Quanto tempo, ministro?

Uma vez perguntaram ao Churchill (Winston Churchill, primeiro-ministro que dirigiu a Grã-Bretanha durante a 2.ª Guerra) quanto tempo demoraria para terminar a guerra, num período muito difícil, quando não estava nem assegurada a vitória aliada. O Churchill disse: "Se nós não cometermos grandes erros gastaremos a metade do tempo do que se os cometermos." (risos)

Então, com essa crise política toda, isso significa que...

Se nós continuarmos com essas políticas sociais, eu penso que teremos condições de cumprir as Metas do Milênio no prazo estabelecido (2015). Mas aí depende muito da adesão, ainda tímida, de alguns prefeitos e governadores...

De quem o sr. está falando?

Acho que o governador de Minas, Aécio Neves, tem sido um parceiro muito tímido. Praticamente todos os programas sociais que estão em Minas, hoje, são do nosso ministério.

O sr. acha que o presidente Lula deve ser candidato à reeleição?

Eu estou convencido de que o governo do presidente Lula deve continuar para que possamos consolidar as grandes conquistas econômicas e sociais. As medidas tomadas até agora vão possibilitar seguramente uma política econômica mais flexível num segundo mandato, com juros mais baixos.

Não houve precipitação na campanha de 2002, quando o então candidato Lula prometeu que, ao fim de seu governo, todos os pobres comeriam três vezes por dia e o salário mínimo seria dobrado? Isso não vai acontecer...

Quanto ao poder de compra do salário mínimo, estamos chegando lá. Na questão da segurança alimentar, o presidente não fez promessa. Ele lançou ao País um desafio para que juntos possamos vencer a fome, a pobreza e a exclusão social. Estamos, sim, vencendo a fome no Brasil. É dever de um estadista convocar seu povo para metas desafiadoras. Quando Franklin Roosevelt fez campanha à Presidência dos Estados Unidos, em 1932, prometeu acabar com o desemprego. Isso custou muito a acontecer. Infelizmente, só foi acontecer na guerra. Nem por isso foi uma promessa menor.

Nessa guerra, o sr. vai ou não sair do governo para se candidatar?

Não. O meu acerto com o presidente Lula é no sentido de permanecer no ministério.

Como o sr., que é um petista histórico, encara essa crise envolvendo o PT e o governo?

Primeiro, temos de separar o governo do partido nesse processo. Mas vejo que há uma disputa política. Muitos dos que estão aí fazendo das CPIs uma tribuna e espaço de encenação teatral não estão empenhados em questões éticas e aproveitam esse momento para tentar enfraquecer o governo Lula. Não podemos ser ingênuos e acho que devemos ser vigorosos nessa disputa política. Acho que o PT e as forças políticas e sociais que apóiam o governo devem defendê-lo com força porque está em disputa o projeto de sociedade.

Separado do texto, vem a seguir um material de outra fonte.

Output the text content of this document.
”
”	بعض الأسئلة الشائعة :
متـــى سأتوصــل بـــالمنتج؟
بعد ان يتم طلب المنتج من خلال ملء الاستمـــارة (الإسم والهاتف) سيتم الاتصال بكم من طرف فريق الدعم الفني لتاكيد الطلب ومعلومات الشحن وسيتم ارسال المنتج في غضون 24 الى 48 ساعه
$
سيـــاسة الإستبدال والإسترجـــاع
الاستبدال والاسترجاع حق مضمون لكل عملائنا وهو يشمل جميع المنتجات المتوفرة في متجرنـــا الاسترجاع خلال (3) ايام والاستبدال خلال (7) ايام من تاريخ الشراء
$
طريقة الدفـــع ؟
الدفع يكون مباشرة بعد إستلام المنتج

O sr. acha que toda essa crise é fruto de disputa política?

Não. Ocorreram práticas que feriram, sim, gravemente, valores éticos do PT. Precisamos com urgência repactuar o nosso território sagrado. Mas acho lamentável que o Congresso não tenha avançado na questão da reforma política. Estamos caminhando para disputar as eleições de 2006 com as mesmas regras do passado.

E com o caixa 2...

O caixa 2 é inaceitável. Se alguém fizer isso no PT, de agora em diante, será punido internamente. Mas há um aspecto importante a destacar: estamos construindo políticas que eliminam a raiz da corrupção no Brasil, que é a compra de votos. Pessoas que não recebem do Estado aquilo a que têm direito transformam seu voto num instrumento de troca por uma cesta básica, um saco de cimento. Não podemos julgá-las por isso. Podemos condenar aqueles que usam a miséria para corromper.

O Bolsa Família não dá margem a isso também?

O Bolsa Família vai possibilitar que ninguém tenha de trocar seu voto por um prato de comida.

Por falar em compra de votos, o sr. não acredita que tenha havido mensalão?

Fiquei na Câmara dos Deputados um ano e, no tempo em que estive lá, não vi nada. Não acredito que tenha havido mensalão da maneira como se coloca, uma coisa periódica. O que há são indícios de pagamentos para campanhas.